Es gibt keine absolute Haltung zur Rüstungsforschung, die unproblematisch ist

Fokus

Horizonte das Schweizer Forschungsmagazin

Sollen Hochschulen auch militärische Forschung durchführen? Nadia Mazouz, Ethikerin der ETH Zürich, beantwortet die Frage nicht, sondern fordert eine nuancierte Diskussion über Wissenschaft, Krieg und Frieden.

Nadia Mazouz, wenn Sie 1939 gefragt worden wären, an der Entwicklung der Atombombe gegen die Nazis mitzuhelfen, hätten Sie mitgemacht?

(Studiert lang.) Sie stellen eine generelle Frage nach der Gerechtigkeit des Krieges – gerecht im Sinne von moralisch gerechtfertigt, nicht im modernen Sinne von Fairness zwischen Individuen. Die Antwort darauf ist kompliziert und hat mehrere Ebenen. Dass sich Polen und Französinnen gegen die Nazis wehrten, war selbst für die meisten Pazifisten akzeptabel. Aber nur weil ein Krieg gerechtfertigt ist, heisst dies nicht, dass es alle Handlungen in diesem Krieg automatisch auch sind. Im Rückblick muss man sagen, dass die Entwicklung der Atombombe nicht zu rechtfertigen war. Es ging darum, den Nazis zuvorzukommen, und die waren weit von der Entwicklung ihrer eigenen entfernt. Die Bombe diente schliesslich dazu, die Kommunisten in Schach zu halten.

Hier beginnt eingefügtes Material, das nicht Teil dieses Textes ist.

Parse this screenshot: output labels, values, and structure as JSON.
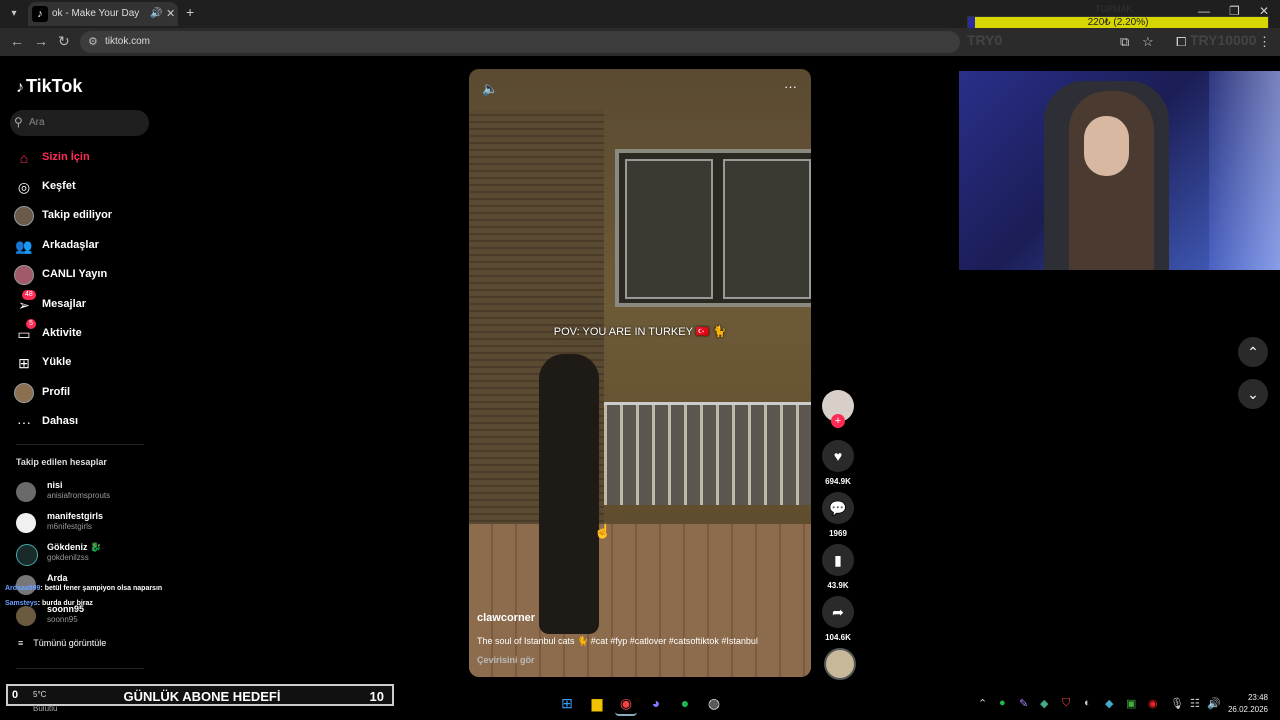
{
  "browser": {
    "tab_title": "ok - Make Your Day",
    "url": "tiktok.com"
  },
  "overlay": {
    "top_label": "TUPMAK",
    "bar_text": "220₺ (2.20%)",
    "bar_fraction": 0.022,
    "try_left": "TRY0",
    "try_right": "TRY10000"
  },
  "tiktok": {
    "logo": "TikTok",
    "search_placeholder": "Ara",
    "nav": [
      {
        "label": "Sizin İçin",
        "icon": "home-icon",
        "active": true
      },
      {
        "label": "Keşfet",
        "icon": "compass-icon"
      },
      {
        "label": "Takip ediliyor",
        "icon": "avatar"
      },
      {
        "label": "Arkadaşlar",
        "icon": "friends-icon"
      },
      {
        "label": "CANLI Yayın",
        "icon": "live-icon"
      },
      {
        "label": "Mesajlar",
        "icon": "message-icon",
        "badge": "48"
      },
      {
        "label": "Aktivite",
        "icon": "activity-icon",
        "badge": "5"
      },
      {
        "label": "Yükle",
        "icon": "upload-icon"
      },
      {
        "label": "Profil",
        "icon": "avatar"
      },
      {
        "label": "Dahası",
        "icon": "more-icon"
      }
    ],
    "following_header": "Takip edilen hesaplar",
    "following": [
      {
        "name": "nisi",
        "handle": "anisiafromsprouts"
      },
      {
        "name": "manifestgirls",
        "handle": "m6nifestgirls"
      },
      {
        "name": "Gökdeniz 🐉",
        "handle": "gokdenilzss"
      },
      {
        "name": "Arda",
        "handle": ""
      },
      {
        "name": "soonn95",
        "handle": "soonn95"
      }
    ],
    "see_all": "Tümünü görüntüle"
  },
  "chat": [
    {
      "user": "Ardaaa999",
      "text": ": betül fener şampiyon olsa naparsın"
    },
    {
      "user": "Samsteys",
      "text": ": burda dur biraz"
    }
  ],
  "video": {
    "overlay_text": "POV: YOU ARE IN TURKEY 🇹🇷 🐈",
    "author": "clawcorner",
    "description": "The soul of Istanbul cats 🐈 #cat #fyp #catlover #catsoftiktok #Istanbul",
    "translate": "Çevirisini gör",
    "likes": "694.9K",
    "comments": "1969",
    "saves": "43.9K",
    "shares": "104.6K"
  },
  "goal": {
    "label": "GÜNLÜK ABONE HEDEFİ",
    "value": "10",
    "left_value": "0"
  },
  "weather": {
    "temp": "5°C",
    "city": "Bulutlu"
  },
  "clock": {
    "time": "23:48",
    "date": "26.02.2026"
  }
}
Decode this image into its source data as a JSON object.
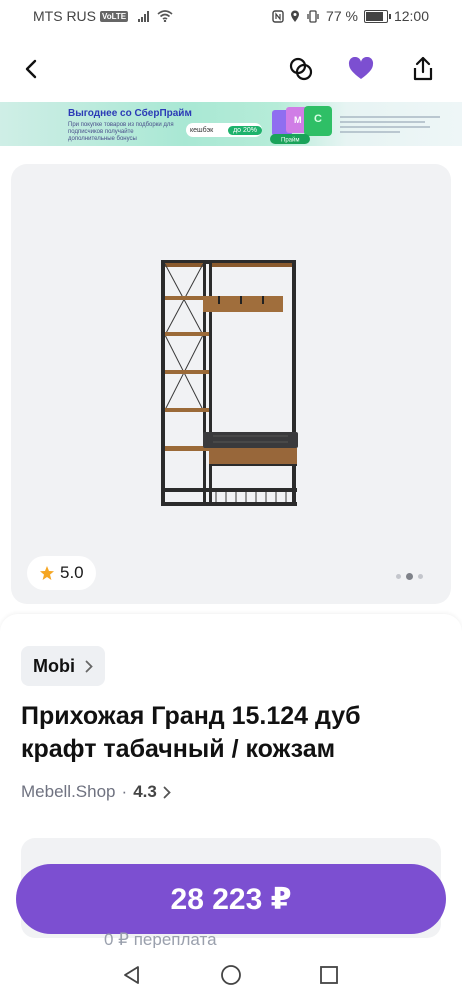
{
  "status_bar": {
    "carrier": "MTS RUS",
    "volte": "VoLTE",
    "battery": "77 %",
    "time": "12:00"
  },
  "banner": {
    "title": "Выгоднее со СберПрайм",
    "subtitle": "При покупке товаров из подборки для подписчиков получайте дополнительные бонусы",
    "cashback_label": "кешбэк",
    "cashback_pct": "до 20%",
    "badge": "Прайм"
  },
  "gallery": {
    "rating": "5.0",
    "slides_total": 3,
    "active_slide": 2
  },
  "product": {
    "brand": "Mobi",
    "title": "Прихожая Гранд 15.124 дуб крафт табачный / кожзам",
    "seller": "Mebell.Shop",
    "separator": "·",
    "seller_rating": "4.3",
    "price": "28 223 ₽",
    "overpay": "0 ₽ переплата"
  },
  "colors": {
    "accent": "#7c4fd1",
    "star": "#f5a623"
  },
  "icons": {
    "back": "chevron-left-icon",
    "compare": "compare-icon",
    "favorite": "heart-icon",
    "share": "share-icon"
  }
}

Wussten das die beteiligten Forscher?

Als Albert Einstein, der Pazifist war, 1939 in einem Brief den US-Präsidenten Franklin Roosevelt zur Entwicklung der Atombombe aufforderte, wusste er dies natürlich nicht. Aber ob Robert Oppenheimer, der wissenschaftliche Leiter des Mannhattan-Projekts, das wusste und ab wann genau, wird kontrovers diskutiert. Dies zeigt auch: Moralische Beurteilungen sind von komplexen historischen Rekonstruktionen abhängig, die selbst unsicher sind.

Springen wir zu heute: Ist es moralisch gerechtfertigt, dass die Ukraine militärisch gegen die russische Invasion kämpft?

Der Ukraine-Krieg hat vielen Menschen gezeigt, dass sie keine absoluten Pazifistinnen sind. Es gibt aber auch eine Version des Pazifismus, der Kriege für prinzipiell falsch hält, allerdings Ausnahmen kennt. Zentral zum Beispiel die militärische Verteidigung gegen Angriffe, die auf die Vernichtung der Angegriffenen zielen. Aber prinzipielle Pazifisten halten Kriege zur Verteidigung von Territorien oder politischer Souveränität grundsätzlich nicht für moralisch akzeptabel. Für eine prinzipielle Pazifistin ist entscheidend, ob Russland einen genozidalen Krieg führt oder ob es nur um Territorium geht. Dann wäre militärischer Widerstand nicht gerechtfertigt, sondern lediglich Formen zivilen Widerstandes.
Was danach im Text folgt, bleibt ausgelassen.